Retour...
ARTICLE DU 20/08/04
Hier, comme la veille, un regain d’activité a une nouvelle fois fait progresser les coulées du volcan parties de 2 200 mètres d’altitude vendredi dernier. Hier soir, elles ne se trouvaient plus qu’à 1 200 mètres de la route nationale.



La route en vue


Jour après jour, la lave avance, par bonds successifs. Hier soir, elle ne se trouvait plus à 1,2 km de la route nationale 2. Plus tôt dans l’après-midi, l’observatoire volcanologique a en effet enregistré une nouvelle poussée de fièvre du volcan : durant trois quarts d’heure, entre 14 h et 14 h 45, le trémor a brusquement augmenté. Comme mercredi, c’était le signal d’un nouvel afflux de lave vers la surface.
Mercredi pourtant, la coulée s’est peu à peu assagie au fil de la nuit, avant son nouveau bond d’hier après-midi. Il était une fois encore impossible de prédire si elle allait couper ou non la route nationale, et si oui dans quel délai. Selon une évaluation de la gendarmerie qui a étudié de visu la topographie, la coulée, si elle devait atteindre la route, le ferait dans un secteur compris entre la coulée du piton Madoré qui a coupé la route en juillet 2001, où se postent la majorité des spectateurs ces derniers jours, et l’ancienne décharge du Grand-Brûlé, sur le territoire de la commune de Sainte-Rose. Hier, vers 17 h 20, la nouvelle coulée est entrée au contact de la coulée du piton Madoré, selon des gendarmes présents sur le site.

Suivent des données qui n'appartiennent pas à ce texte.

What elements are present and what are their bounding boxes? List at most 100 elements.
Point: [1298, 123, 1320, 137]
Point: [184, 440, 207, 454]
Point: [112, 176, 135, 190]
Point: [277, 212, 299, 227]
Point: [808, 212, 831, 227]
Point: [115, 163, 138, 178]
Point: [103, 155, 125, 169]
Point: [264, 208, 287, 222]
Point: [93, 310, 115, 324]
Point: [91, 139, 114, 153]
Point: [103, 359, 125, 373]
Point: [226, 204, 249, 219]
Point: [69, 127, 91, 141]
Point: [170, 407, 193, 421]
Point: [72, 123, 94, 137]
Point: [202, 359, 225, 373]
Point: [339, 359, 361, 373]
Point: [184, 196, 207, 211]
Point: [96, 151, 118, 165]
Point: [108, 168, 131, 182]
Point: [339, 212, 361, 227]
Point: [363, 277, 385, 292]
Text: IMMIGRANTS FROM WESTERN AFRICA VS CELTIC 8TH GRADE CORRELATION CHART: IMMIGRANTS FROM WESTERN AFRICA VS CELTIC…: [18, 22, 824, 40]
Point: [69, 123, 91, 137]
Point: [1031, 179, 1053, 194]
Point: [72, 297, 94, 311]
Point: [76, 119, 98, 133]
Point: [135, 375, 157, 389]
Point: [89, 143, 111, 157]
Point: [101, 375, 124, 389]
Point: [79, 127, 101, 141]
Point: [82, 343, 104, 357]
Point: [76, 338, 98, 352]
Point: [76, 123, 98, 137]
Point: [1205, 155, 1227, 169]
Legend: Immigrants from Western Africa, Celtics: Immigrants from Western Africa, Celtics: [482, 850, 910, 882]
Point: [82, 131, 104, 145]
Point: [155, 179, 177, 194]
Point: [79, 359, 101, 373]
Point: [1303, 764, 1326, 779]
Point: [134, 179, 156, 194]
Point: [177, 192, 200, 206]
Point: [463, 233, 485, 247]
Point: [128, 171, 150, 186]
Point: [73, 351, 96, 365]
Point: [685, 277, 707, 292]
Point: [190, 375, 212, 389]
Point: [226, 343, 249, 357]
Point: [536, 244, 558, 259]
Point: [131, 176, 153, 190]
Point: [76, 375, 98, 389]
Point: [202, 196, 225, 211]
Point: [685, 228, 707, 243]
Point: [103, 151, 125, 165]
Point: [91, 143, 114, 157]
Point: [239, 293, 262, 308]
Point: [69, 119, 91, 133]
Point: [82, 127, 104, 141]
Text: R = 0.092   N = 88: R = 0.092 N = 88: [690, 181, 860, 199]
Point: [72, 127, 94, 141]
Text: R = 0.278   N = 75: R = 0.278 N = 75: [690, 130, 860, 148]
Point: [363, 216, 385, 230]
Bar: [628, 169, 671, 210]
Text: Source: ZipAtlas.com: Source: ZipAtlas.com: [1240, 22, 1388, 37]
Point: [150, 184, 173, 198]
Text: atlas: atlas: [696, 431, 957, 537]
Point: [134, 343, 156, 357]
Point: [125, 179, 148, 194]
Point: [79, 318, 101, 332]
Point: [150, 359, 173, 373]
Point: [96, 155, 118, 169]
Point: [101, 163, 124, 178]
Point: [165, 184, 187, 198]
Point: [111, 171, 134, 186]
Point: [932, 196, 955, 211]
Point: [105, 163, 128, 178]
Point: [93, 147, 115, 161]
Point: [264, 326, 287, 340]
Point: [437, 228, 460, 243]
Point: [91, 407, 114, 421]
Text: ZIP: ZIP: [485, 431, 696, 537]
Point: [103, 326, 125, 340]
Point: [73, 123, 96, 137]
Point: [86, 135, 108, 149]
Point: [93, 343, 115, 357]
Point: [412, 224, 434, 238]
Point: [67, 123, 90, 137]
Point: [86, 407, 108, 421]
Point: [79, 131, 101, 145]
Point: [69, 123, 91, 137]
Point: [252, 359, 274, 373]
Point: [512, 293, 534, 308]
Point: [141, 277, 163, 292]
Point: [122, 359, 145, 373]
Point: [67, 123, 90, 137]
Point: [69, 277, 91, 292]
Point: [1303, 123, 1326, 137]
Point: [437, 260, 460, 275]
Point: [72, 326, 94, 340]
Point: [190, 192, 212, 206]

Vers 20 h, selon des observateurs sur place, le front de coulée, large d’environ 100 mètres, continuait de progresser en s’appuyant contre la coulée du Madoré, alors qu’une petite pluie commençait à tomber. Elle semblait même vouloir à la recouvrir. Elle se situait alors à 280 m d’altitude, soit à 1,2 km de la route nationale en ligne droite, mais plutôt 1,3 km si elle devait continuer à longer l’ancienne coulée de 2001. Selon l’expression en usage, il était difficile voire risqué d’émettre un pronostic hier soir, mais si l’activité se maintenait au rythme d’hier, une nouvelle coupure de la route, comme celles survenues ces dernières années, ne serait plus à écarter.